Traditional Chinese medicine bufalin inhibits infectious hematopoietic necrosis virus infection in vitro and in vivo.

Infectious hematopoietic necrosis virus (IHNV) causes infectious hematopoietic necrosis and severe economic losses to salmon and trout aquaculture worldwide. Currently, the only commercial vaccine against IHNV is a DNA vaccine with some biosafety concerns. Hence, more effective vaccines and antiviral drugs are needed to prevent IHNV infection. In this study, 1,483 compounds were screened from a traditional Chinese medicine monomer library, and bufalin showed potential antiviral activity against IHNV. The 50% cytotoxic concentration of bufalin was >20 µM, and the 50% inhibitory concentration was 0.1223 µΜ against IHNV. Bufalin showed the inhibition of diverse IHNV strains in vitro, which confirmed that it had an inhibitory effect against all IHNV strains, rather than random activity against a single strain. The bufalin-mediated block of IHNV infection occurred at the viral attachment and RNA replication stages, but not internalization. Bufalin also inhibited IHNV infection in vivo and significantly increased the survival of rainbow trout compared with the mock drug-treated group, and this was confirmed by in vivo viral load monitoring.
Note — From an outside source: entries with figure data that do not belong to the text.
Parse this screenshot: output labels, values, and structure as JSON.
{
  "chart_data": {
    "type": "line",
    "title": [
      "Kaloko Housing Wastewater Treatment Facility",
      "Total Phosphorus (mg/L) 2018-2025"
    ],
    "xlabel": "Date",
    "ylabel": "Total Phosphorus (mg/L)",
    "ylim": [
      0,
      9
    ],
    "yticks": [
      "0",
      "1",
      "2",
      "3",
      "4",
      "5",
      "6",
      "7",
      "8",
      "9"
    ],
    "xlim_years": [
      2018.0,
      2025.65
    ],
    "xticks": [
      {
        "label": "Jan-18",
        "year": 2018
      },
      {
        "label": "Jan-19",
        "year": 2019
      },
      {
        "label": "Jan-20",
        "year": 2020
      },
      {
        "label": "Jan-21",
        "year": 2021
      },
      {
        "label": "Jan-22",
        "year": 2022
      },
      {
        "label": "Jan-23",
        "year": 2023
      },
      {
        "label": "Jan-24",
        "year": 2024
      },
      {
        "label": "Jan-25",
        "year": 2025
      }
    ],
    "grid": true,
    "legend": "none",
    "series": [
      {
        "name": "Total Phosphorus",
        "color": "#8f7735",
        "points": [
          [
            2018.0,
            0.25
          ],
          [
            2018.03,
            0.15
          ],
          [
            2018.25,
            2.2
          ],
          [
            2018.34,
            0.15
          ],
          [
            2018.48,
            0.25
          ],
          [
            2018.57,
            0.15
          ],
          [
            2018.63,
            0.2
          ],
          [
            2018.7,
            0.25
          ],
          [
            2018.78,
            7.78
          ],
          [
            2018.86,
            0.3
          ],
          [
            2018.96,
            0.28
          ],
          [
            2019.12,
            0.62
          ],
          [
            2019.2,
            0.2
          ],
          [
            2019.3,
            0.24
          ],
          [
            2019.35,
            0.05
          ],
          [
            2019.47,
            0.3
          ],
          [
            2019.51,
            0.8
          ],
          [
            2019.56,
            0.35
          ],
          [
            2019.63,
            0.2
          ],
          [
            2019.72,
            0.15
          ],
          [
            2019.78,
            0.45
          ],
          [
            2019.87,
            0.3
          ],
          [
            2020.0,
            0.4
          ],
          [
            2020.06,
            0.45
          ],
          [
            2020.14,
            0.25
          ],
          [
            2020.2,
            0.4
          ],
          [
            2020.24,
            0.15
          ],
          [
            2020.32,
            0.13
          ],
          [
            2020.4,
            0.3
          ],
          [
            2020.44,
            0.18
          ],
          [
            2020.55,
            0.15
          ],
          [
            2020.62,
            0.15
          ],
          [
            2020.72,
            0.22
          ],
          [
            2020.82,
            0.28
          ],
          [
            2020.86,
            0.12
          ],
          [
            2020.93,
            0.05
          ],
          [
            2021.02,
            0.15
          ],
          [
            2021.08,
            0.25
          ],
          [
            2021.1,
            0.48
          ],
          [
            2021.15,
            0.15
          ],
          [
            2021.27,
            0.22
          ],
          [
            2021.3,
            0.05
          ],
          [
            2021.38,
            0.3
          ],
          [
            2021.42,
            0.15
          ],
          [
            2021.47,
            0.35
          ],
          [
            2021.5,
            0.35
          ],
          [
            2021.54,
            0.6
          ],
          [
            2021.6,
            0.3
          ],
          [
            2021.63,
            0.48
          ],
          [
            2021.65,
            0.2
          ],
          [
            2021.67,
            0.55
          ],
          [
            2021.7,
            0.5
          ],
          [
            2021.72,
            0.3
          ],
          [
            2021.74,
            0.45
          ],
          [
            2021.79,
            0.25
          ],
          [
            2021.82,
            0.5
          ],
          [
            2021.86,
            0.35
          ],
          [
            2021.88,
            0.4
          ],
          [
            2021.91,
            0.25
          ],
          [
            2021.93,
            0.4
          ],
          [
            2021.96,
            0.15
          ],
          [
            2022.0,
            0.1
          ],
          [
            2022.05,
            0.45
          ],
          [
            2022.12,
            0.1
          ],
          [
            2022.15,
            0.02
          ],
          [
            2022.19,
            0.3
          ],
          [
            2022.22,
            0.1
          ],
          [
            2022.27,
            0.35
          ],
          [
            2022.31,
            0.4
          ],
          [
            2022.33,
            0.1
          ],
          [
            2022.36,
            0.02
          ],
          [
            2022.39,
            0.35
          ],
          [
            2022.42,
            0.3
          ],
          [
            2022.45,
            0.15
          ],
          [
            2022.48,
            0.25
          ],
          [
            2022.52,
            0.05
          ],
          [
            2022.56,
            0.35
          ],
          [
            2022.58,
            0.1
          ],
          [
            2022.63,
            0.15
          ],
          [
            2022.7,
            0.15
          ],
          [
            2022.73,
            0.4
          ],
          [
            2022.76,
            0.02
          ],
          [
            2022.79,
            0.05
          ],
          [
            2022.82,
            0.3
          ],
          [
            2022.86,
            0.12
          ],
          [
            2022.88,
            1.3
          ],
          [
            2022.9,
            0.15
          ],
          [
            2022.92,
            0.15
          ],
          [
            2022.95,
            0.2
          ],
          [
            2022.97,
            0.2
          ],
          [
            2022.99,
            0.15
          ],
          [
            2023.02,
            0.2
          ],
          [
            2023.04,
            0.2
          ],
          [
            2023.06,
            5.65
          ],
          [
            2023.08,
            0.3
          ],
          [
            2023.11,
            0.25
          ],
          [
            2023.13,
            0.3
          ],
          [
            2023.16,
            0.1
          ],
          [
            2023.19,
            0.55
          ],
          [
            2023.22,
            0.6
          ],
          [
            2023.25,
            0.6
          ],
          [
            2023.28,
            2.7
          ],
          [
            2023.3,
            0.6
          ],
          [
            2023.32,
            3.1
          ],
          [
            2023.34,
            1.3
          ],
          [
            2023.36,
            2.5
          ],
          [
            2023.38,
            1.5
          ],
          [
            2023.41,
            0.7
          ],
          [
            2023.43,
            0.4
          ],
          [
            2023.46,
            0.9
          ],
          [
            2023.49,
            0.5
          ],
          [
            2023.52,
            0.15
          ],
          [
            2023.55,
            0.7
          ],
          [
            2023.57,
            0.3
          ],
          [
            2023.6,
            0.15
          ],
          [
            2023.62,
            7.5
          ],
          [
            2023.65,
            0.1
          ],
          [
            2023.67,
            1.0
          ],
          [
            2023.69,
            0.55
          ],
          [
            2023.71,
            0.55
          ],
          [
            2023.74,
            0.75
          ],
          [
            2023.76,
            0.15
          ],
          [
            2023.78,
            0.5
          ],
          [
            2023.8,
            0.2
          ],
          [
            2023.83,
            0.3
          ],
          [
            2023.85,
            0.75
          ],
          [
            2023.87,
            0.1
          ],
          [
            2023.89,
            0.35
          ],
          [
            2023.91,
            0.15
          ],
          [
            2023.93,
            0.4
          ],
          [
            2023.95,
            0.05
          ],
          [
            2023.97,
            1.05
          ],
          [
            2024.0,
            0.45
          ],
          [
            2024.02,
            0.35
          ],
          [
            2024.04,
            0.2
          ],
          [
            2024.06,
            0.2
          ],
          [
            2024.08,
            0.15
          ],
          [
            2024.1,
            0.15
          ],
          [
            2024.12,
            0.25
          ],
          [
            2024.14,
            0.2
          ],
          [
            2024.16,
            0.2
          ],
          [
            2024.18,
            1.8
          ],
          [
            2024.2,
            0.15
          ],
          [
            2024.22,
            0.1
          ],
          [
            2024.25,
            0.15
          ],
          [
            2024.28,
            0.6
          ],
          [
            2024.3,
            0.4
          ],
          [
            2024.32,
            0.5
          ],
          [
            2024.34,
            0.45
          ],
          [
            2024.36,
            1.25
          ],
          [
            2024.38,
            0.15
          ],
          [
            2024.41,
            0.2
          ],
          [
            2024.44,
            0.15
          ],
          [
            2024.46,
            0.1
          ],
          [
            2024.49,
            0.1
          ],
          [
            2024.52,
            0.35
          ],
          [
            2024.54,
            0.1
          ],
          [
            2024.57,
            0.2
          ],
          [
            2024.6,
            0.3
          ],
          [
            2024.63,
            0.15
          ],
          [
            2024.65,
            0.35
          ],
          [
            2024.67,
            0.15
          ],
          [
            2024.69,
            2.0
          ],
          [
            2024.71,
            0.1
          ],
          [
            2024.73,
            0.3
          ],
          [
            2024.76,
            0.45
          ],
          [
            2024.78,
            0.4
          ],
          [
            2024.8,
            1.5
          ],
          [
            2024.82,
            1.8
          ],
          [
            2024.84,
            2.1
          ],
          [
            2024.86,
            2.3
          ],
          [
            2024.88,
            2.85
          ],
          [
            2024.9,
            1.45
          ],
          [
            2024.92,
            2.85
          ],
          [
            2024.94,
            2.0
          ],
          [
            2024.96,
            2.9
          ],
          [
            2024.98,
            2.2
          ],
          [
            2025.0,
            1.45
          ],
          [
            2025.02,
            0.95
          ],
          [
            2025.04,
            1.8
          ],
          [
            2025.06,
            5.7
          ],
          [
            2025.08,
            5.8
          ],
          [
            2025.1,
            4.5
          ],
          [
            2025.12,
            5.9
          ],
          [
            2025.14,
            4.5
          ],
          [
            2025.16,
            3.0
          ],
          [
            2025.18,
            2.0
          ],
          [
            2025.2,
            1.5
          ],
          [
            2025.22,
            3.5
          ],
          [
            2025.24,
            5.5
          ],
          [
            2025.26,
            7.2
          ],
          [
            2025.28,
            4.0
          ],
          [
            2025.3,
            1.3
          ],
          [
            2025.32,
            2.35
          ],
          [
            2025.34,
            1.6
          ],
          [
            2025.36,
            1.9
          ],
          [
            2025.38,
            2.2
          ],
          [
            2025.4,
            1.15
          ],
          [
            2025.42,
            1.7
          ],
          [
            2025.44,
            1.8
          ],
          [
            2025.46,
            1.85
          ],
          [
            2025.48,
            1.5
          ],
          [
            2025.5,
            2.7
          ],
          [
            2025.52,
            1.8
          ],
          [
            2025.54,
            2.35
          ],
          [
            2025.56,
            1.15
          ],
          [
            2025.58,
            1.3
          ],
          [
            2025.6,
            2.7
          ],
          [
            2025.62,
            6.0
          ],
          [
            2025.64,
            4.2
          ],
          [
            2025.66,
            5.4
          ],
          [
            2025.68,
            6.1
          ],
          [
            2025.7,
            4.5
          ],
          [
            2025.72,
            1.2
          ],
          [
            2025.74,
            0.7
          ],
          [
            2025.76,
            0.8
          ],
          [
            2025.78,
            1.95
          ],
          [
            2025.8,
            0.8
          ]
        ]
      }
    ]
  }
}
Our data showed that the anti-IHNV activity of bufalin was proportional to extracellular Na+ concentration and inversely proportional to extracellular K+ concentration, and bufalin may inhibit IHNV infection by targeting Na+/K+-ATPase. The in vitro and in vivo studies showed that bufalin significantly inhibited IHNV infection and may be a promising candidate drug against the disease in rainbow trout. IMPORTANCE: Infectious hematopoietic necrosis virus (IHNV) is the pathogen of infectious hematopoietic necrosis (IHN) which outbreak often causes huge economic losses and hampers the healthy development of salmon and trout farming. Currently, there is only one approved DNA vaccine for IHN worldwide, but it faces some biosafety problems. Hence, more effective vaccines and antiviral drugs are needed to prevent IHNV infection. In this study, we report that bufalin, a traditional Chinese medicine, shows potential antiviral activity against IHNV both in vitro and in vivo. The bufalin-mediated block of IHNV infection occurred at the viral attachment and RNA replication stages, but not internalization, and bufalin inhibited IHNV infection by targeting Na+/K+-ATPase. The in vitro and in vivo studies showed that bufalin significantly inhibited IHNV infection and may be a promising candidate drug against the disease in rainbow trout.